BAG: Geschlechtsspezifische Benachteiligung wegen Schwangerschaft bei einer Stellenbesetzung

Bewirbt sich eine schwangere Arbeitnehmerin um eine Stelle und besetzt der Arbeitgeber, dem die Schwangerschaft bekannt ist, diese Stelle mit einem männlichen Mitbewerber, so hat die Arbeitnehmerin eine geschlechtsspezifische Benachteiligung dann glaubhaft gemacht, wenn sie außer der Schwangerschaft weitere Tatsachen vorträgt, welche eine Benachteiligung wegen ihres Geschlechts vermuten lassen.
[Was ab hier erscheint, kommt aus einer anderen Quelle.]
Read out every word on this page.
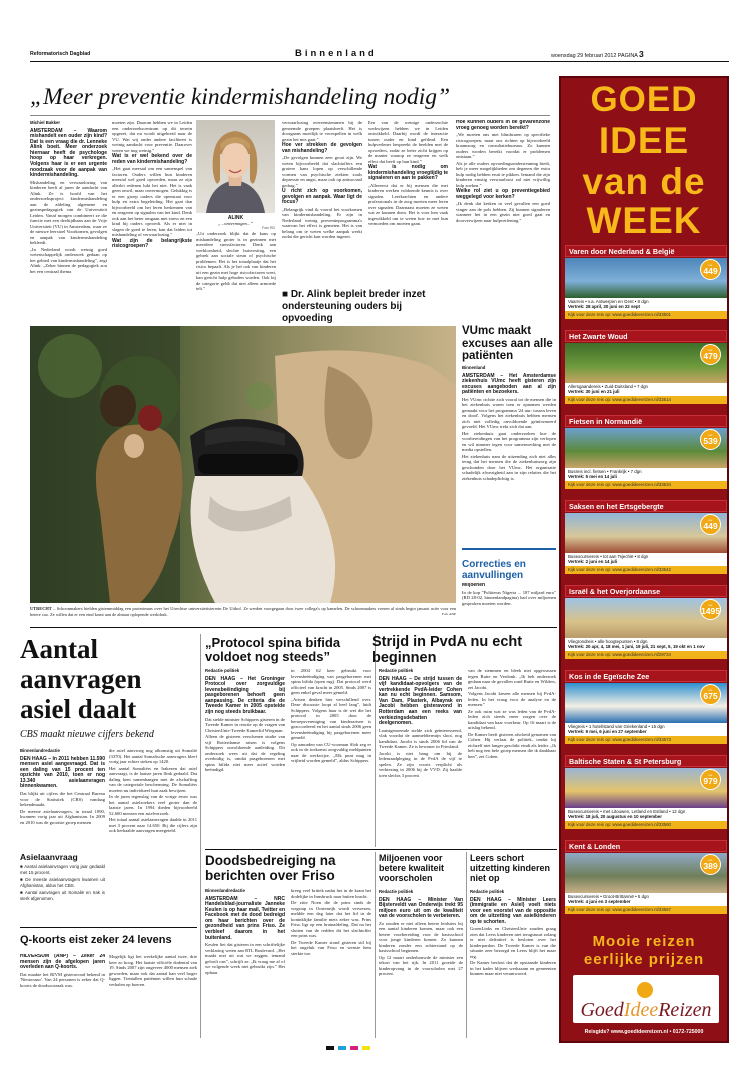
Reformatorisch Dagblad	Binnenland	woensdag 29 februari 2012 PAGINA 3
„Meer preventie kindermishandeling nodig”
Michiel Bakker

AMSTERDAM – Waarom mishandelt een ouder zijn kind? Dat is een vraag die dr. Lenneke Alink boeit. Meer onderzoek hiernaar heeft de psychologe hoop op haar verkregen. Volgens haar is er een urgente noodzaak voor de aanpak van kindermishandeling.

Mishandeling en verwaarlozing van kinderen heeft al jaren de aandacht van Alink. Ze is hoofd van het onderzoeksproject kindermishandeling aan de afdeling algemene en gezinspedagogiek van de Universiteit Leiden. Vanaf morgen combineert ze die functie met een deeltijdbaan aan de Vrije Universiteit (VU) in Amsterdam, waar ze de nieuwe leerstoel Voorkomen, gevolgen en aanpak van kindermishandeling bekleedt.

„In Nederland wordt weinig goed wetenschappelijk onderzoek gedaan op het gebied van kindermishandeling”, zegt Alink. „Zeker binnen de pedagogiek zou het een centraal thema

moeten zijn. Daarom hebben we in Leiden een onderzoekscentrum op dit terrein opgezet, dat nu wordt uitgebreid naar de VU. Wat wij onder andere faciliteert is weinig aandacht voor preventie. Daarover weten we nog weinig.”

Wat is er wel bekend over de reden van kindermishandeling?

„Het gaat meestal om een samenspel van factoren. Ouders willen hun kinderen meestal wel goed opvoeden, maar ze zijn allerlei redenen lukt het niet. Het is vaak geen onwil, maar onvermogen. Gelukkig is er een groep ouders die openstaat voor hulp en extra begeleiding. Het gaat dan bijvoorbeeld om het leren herkennen van en reageren op signalen van het kind. Denk ook aan het beter omgaan met stress en een kind bij ouders opvoedt. Als er niet in slagen de goed te leren, kan dat leiden tot mishandeling of verwaarlozing.”

Wat zijn de belangrijkste risicogroepen?

ALINK
„...onvermogen...”
Foto RD

„Uit onderzoek blijkt dat de kans op mishandeling groter is in gezinnen met meerdere stressfactoren. Denk aan werkloosheid, slechte huisvesting, een gebrek aan sociale steun of psychische problemen. Het is het totaalplaatje dat het risico bepaalt. Als je het ook van kinderen uit een gezin met hoge risicofactoren weet, kan gericht hulp geboden worden. Ook bij de categorie geldt dat niet alleen armoede telt.”

verwaarlozing overeenstemmen bij de genoemde groepen plaatsheeft. Het is doorgaans moeilijk te voorspellen in welk gezin het mis gaat.”

Hoe ver strekken de gevolgen van mishandeling?

„De gevolgen kunnen zeer groot zijn. We weten bijvoorbeeld dat slachtoffers een grotere kans lopen op verschillende vormen van psychische ziekten zoals depressie en angst, maar ook op antisociaal gedrag.”

U richt zich op voorkomen, gevolgen en aanpak. Waar ligt de focus?

„Belangrijk vind ik vooral het voorkomen van kindermishandeling. Er zijn in Nederland weinig preventieprogramma's waarvan het effect is gemeten. Het is van belang om te weten welke aanpak werkt zodat die gericht kan worden ingezet.

Een van de weinige onderzochte werkwijzen hebben we in Leiden ontwikkeld. Daarbij wordt de interactie tussen ouder en kind gefilmd. Een hulpverlener bespreekt de beelden met de opvoeders, zodat ze beter zicht krijgen op de manier waarop ze reageren en welk effect dat heeft op hun kind.”

Wat is nodig om kindermishandeling vroegtijdig te signaleren en aan te pakken?

„Allereerst dat er bij mensen die met kinderen werken voldoende kennis is over signalen. Leerkrachten en andere professionals in de zorg moeten meer leren over signalen. Daarnaast moeten ze weten wat ze kunnen doen. Het is voor hen vaak ingewikkeld om te weten hoe ze met hun vermoeden om moeten gaan.

Hoe kunnen ouders in de gevarenzone vroeg genoeg worden bereikt?

„We moeten ons niet blindstaren op specifieke risicogroepen, maar ons richten op bijvoorbeeld kraamzorg en consultatiebureaus. Zo kunnen ouders worden bereikt voordat er problemen ontstaan.”

Als je alle ouders opvoedingsondersteuning biedt, heb je meer mogelijkheden om degenen die extra hulp nodig hebben eruit te pikken. Iemand die zijn kinderen ernstig verwaarloost zal niet vrijwillig hulp zoeken.”

Welke rol ziet u op preventiegebied weggelegd voor kerken?

„Ik denk dat kerken in veel gevallen een goed vinger aan de pols hebben. Zij kunnen signaleren wanneer het in een gezin niet goed gaat en doorverwijzen naar hulpverlening.”

■ Dr. Alink bepleit breder inzet ondersteuning ouders bij opvoeding
UTRECHT – Schoonmakers hielden gisternmiddag een protestmars over het Utrechtse universiteitsterrein De Uithof. Ze werden voorgegaan door twee collega's op kamelen. De schoonmakers voeren al sinds begin januari actie voor een betere cao. Ze willen dat er een eind komt aan de almaar oplopende werkdruk.	Foto ANP
VUmc maakt excuses aan alle patiënten
Binnenland

AMSTERDAM – Het Amsterdamse ziekenhuis VUmc heeft gisteren zijn excuses aangeboden aan al zijn patiënten en bezoekers.

Het VUmc richtte zich vooral tot de mensen die in het ziekenhuis waren toen er opnamen werden gemaakt voor het programma '24 uur: tussen leven en dood'. Volgens het ziekenhuis hebben mensen zich niet volledig onvoldoende geïnformeerd gevoeld. Het VUmc trekt zich dat aan.

Het ziekenhuis gaat onderzoeken hoe de voorbereidingen van het programma zijn verlopen en wil nimmer tegen voor samenwerking met de media opstellen.

Het ziekenhuis nam de uitzending zich niet alles terug dat het mensen die de ziekenhuiszorg zijn geschonden door het VUmc. Het organisatie schadelijk afwezigheid aan in zijn relaties die het ziekenhuis schadeplichtig is.

Correcties en aanvullingen

Miljoenen

In de kop "Politieras Nigeria ... 187 miljard euro" (RD 28-02, binnenlandpagina) had over miljoenen gesproken moeten worden.

Aantal aanvragen asiel daalt
CBS maakt nieuwe cijfers bekend
Binnenlandredactie

DEN HAAG – In 2011 hebben 11.590 mensen asiel aangevraagd. Dat is een daling van 15 procent ten opzichte van 2010, toen er nog 13.340 asielaanvragen binnenkwamen.

Dat blijkt uit cijfers die het Centraal Bureau voor de Statistiek (CBS) vandaag bekendmaakt.

De meeste asielaanvragers, in totaal 1890, kwamen vorig jaar uit Afghanistan. In 2009 en 2010 was de grootste groep mensen

die asiel aanvroeg nog afkomstig uit Somalië (3370). Het aantal Somalische aanvragers bleef vorig jaar echter steken op 1420.

Het aantal Somaliërs en Irakezen dat asiel aanvraagt, is de laatste jaren flink gedaald. Dat daling kent samenhangen met de afschaffing van de categoriale bescherming. De Somaliërs moeten nu individueel hun zaak bewijzen.

In de jaren tegenslag van de vorige eeuw was het aantal asielzoekers veel groter dan de laatste jaren. In 1994 dieden bijvoorbeeld 52.600 mensen een asielverzoek.

Het totaal aantal asielaanvragen daalde in 2011 met 3 procent naar 14.650. Bij die cijfers zijn ook herhaalde aanvragen meegeteld.

Asielaanvraag
■ Aantal asielaanvragen vorig jaar gedaald met 15 procent.
■ De meeste asielaanvragers kwamen uit Afghanistan, aldus het CBS.
■ Aantal aanvragen uit Somalië en Irak is sterk afgenomen.
Q-koorts eist zeker 24 levens

HILVERSUM (ANP) – Zeker 24 mensen zijn de afgelopen jaren overleden aan Q-koorts.

Dat maakte het RIVM gisteravond bekend in 'Nieuwsuur'. Van 24 personen is zeker dat Q-koorts de doodsoorzaak was.

Mogelijk ligt het werkelijke aantal twee, drie keer zo hoog. Het laatste officiële dodental van 19. Sinds 2007 zijn ongeveer 4000 mensen ziek geworden, maar ook dat aantal kan veel hoger liggen. Tientallen patiënten willen hun schade verhalen op boeren.

„Protocol spina bifida voldoet nog steeds”
Redactie politiek

DEN HAAG – Het Groninger Protocol over zorgvuldige levensbeëindiging bij pasgeborenen behoeft geen aanpassing. De criteria die de Tweede Kamer in 2005 opstelde zijn nog steeds bruikbaar.

Dat stelde minister Schippers gisteren in de Tweede Kamer in reactie op de vragen van ChristenUnie-Tweede Kamerlid Wiegman.

Alleen de gisteren verschenen studie van vijf Rotterdamse artsen is volgens Schippers onvoldoende aanleiding. Dit onderzoek wees uit dat de regeling overbodig is, omdat pasgeborenen met spina bifida niet meer actief worden beëindigd.

in 2004 62 keer gebruikt voor levensbeëindiging van pasgeborenen met spina bifida (open rug). Dat protocol werd officieel van kracht in 2005. Sinds 2007 is geen enkel geval meer gemeld.

„Artsen denken hier verschillend over. Deze discussie loopt al heel lang”, luidt Schippers. Volgens haar is de wet die het protocol in 2005 door de beroepsvereniging van kinderartsen is geaccordeerd en het aantal sinds 2006 geen levensbeëindiging bij pasgeborenen meer gemeld.

Op aanraden van CU-voorman Slob zeg er ook in de toekomst zorgvuldig meldpunten naar de werkwijze. „Elk punt mag in vrijheid worden gemeld”, aldus Schippers.

Strijd in PvdA nu echt beginnen
Redactie politiek

DEN HAAG – De strijd tussen de vijf kandidaat-opvolgers van de vertrekkende PvdA-leider Cohen kan nu echt beginnen. Samsom, Van Dam, Plasterk, Albayrak en Jacobi hebben gisteravond in Rotterdam aan een reeks van verkiezingsdebatten deelgenomen.

Laatstgenoemde stelde zich geïnteresseerd, vlak voordat de aanmeldtermijn sloot, nog kandidaat. Jacobi is sinds 2006 lid van de Tweede Kamer. Ze is bewoner in Friesland.

Jacobi is niet bang om bij de ledenraadpleging in de PvdA de vijf te spelen. Ze zijn voorts verplicht als verkiezing in 2006 bij de VVD. Zij haalde toen slechts 3 procent

van de stemmen en bleek niet opgewassen tegen Rutte en Verdonk. „Ik heb onderzoek gedaan naar de gevallen rond Rutte en Wilders, zei Jacobi.

Volgens Jacobi kiezen alle mensen bij PvdA-leden. In het vraag voor de analyse en de mensen.”

Ze ook ruim wat ze was leden van de PvdA-leden zich steeds meer zorgen over de kandidaat van haar voorkeur. Op 16 maart is de uitslag bekend.

De Kamer heeft gisteren afscheid genomen van Cohen. Hij verlaat de politiek, omdat hij zichzelf niet langer geschikt vindt als leider. „Ik heb nog een hele groep mensen die ik dankbaar ben”, zei Cohen.

Doodsbedreiging na berichten over Friso
Binnenlandredactie

AMSTERDAM – NRC Handelsblad-journaliste Janneke Keulen is op haar mail, Twitter en Facebook met de dood bedreigd om haar berichten over de gezondheid van prins Friso. Ze verbleef daarom in het buitenland.

Keulen liet dat gisteren in een schriftelijke verklaring weten aan RTL Boulevard. „Het maakt niet uit wat we zeggen, iemand gelooft ons”, schrijft ze. „Ik vraag me af of we volgende week niet gebruikt zijn.” Het ophaar

kreeg veel kritiek nadat het in de krant het dodelijke in Innsbruck naar buiten bracht.

De zitte Noen die de prins sinds de wegstap in Oostenrijk wordt verwezen, meldde een dag later dat het lid in de koninklijke familie niets zeker was. Prins Friso ligt op een brainafdeling. Dat na het sluiten van de redden dit het slachtoffer een prins was.

De Tweede Kamer stond gisteren stil bij het ongeluk van Friso en wenste hem sterkte toe.

Miljoenen voor betere kwaliteit voorscholen
Redactie politiek

DEN HAAG – Minister Van Bijsterveldt van Onderwijs trekt 95 miljoen euro uit om de kwaliteit van de voorscholen te verbeteren.

Zo zouden er niet alleen betere leidsters bij een aantal kinderen komen, maar ook een betere voorbereiding voor de basisschool voor jonge kinderen komen. Zo kunnen kinderen zonder een achterstand op de basisschool beginnen.

Op 12 maart onderbouwde de minister een tekort van het rijk. In 2011 groeide de kinderopvang in de voorscholen met 27 procent.

Leers schort uitzetting kinderen niet op
Redactie politiek

DEN HAAG – Minister Leers (Immigratie en Asiel) voelt niets voor een voorstel van de oppositie om de uitzetting van asielkinderen op te schorten.

GroenLinks en ChristenUnie zouden graag zien dat Leers kinderen niet terugstuurt zolang er niet definitief is besloten over het kinderpardon. De Tweede Kamer is van die situatie zeer bezorgd en Leers blijft het maar erg.

De Kamer besloot dat de opstaande kinderen in het kader blijven werkzaam en gemeenten kunnen maar niet verantwoord.

GOED
IDEE
van de
WEEK
Varen door Nederland & België
v.a.
449
Vaarreis • v.a. Antwerpen en Gent • 8 dgn
Vertrek: 28 april, 30 juni en 22 sept
Kijk voor deze reis op: www.goedideereizen.nl/33501
Het Zwarte Woud
v.a.
479
Allersgaandereis • Zuid-Duitsland • 7 dgn
Vertrek: 30 juni en 21 juli
Kijk voor deze reis op: www.goedideereizen.nl/33514
Fietsen in Normandië
v.a.
539
Busreis incl. fietsen • Frankrijk • 7 dgn
Vertrek: 5 mei en 14 juli
Kijk voor deze reis op: www.goedideereizen.nl/33534
Saksen en het Ertsgebergte
v.a.
449
Busexcursiereis • tot aan Tsjechië • 8 dgn
Vertrek: 2 juni en 14 juli
Kijk voor deze reis op: www.goedideereizen.nl/33542
Israël & het Overjordaanse
v.a.
1495
Vliegrondreis • alle hoogtepunten • 8 dgn
Vertrek: 20 apr, 4, 18 mei, 1 juni, 19 juli, 21 sept, 5, 19 okt en 1 nov
Kijk voor deze reis op: www.goedideereizen.nl/29734
Kos in de Egeïsche Zee
v.a.
675
Vliegreis • 1 hotel/stand van Griekenland • 15 dgn
Vertrek: 9 mei, 6 juni en 27 september
Kijk voor deze reis op: www.goedideereizen.nl/33573
Baltische Staten & St Petersburg
v.a.
979
Busexcursiereis • met Litouwen, Letland en Estland • 12 dgn
Vertrek: 18 juli, 20 augustus en 10 september
Kijk voor deze reis op: www.goedideereizen.nl/33560
Kent & Londen
v.a.
389
Busexcursiereis • Groot-Brittannië • 5 dgn
Vertrek: 4 juni en 3 september
Kijk voor deze reis op: www.goedideereizen.nl/33567
Mooie reizen
eerlijke prijzen
GoedIdeeReizen
Reisgids? www.goedideereizen.nl • 0172-725000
An diesen weiteren Tatsachenvortrag sind keine strengen Anforderungen zu stellen.

Der Sachverhalt

Die Klägerin ist bei der Beklagten im Bereich „International Marketing“, dem der „Vizepräsident“ E. vorstand, als eine von drei Abteilungsleitern beschäftigt. Im September 2005 wurde die Stelle des E. frei. Die Beklagte besetzte diese mit einem männlichen Kollegen und nicht mit der schwangeren Klägerin.

Diese begehrt die Zahlung einer Entschädigung wegen Benachteiligung auf Grund ihres Geschlechts. Sie habe die Stelle wegen ihrer Schwangerschaft nicht erhalten. Bei der Bekanntgabe dieser Entscheidung sei sie auf ihre Schwangerschaft angesprochen worden.

Die Beklagte behauptet, für die getroffene Auswahl sprächen sachliche Gründe.

Die Entscheidung

Das Arbeitsgericht hat der Klage stattgegeben. Das Landesarbeitsgericht hat sie abgewiesen. Der Achte Senat des Bundesarbeitsgerichts hat die Entscheidung des Landesarbeitsgerichts aufgehoben und die Sache an dieses zurückverwiesen.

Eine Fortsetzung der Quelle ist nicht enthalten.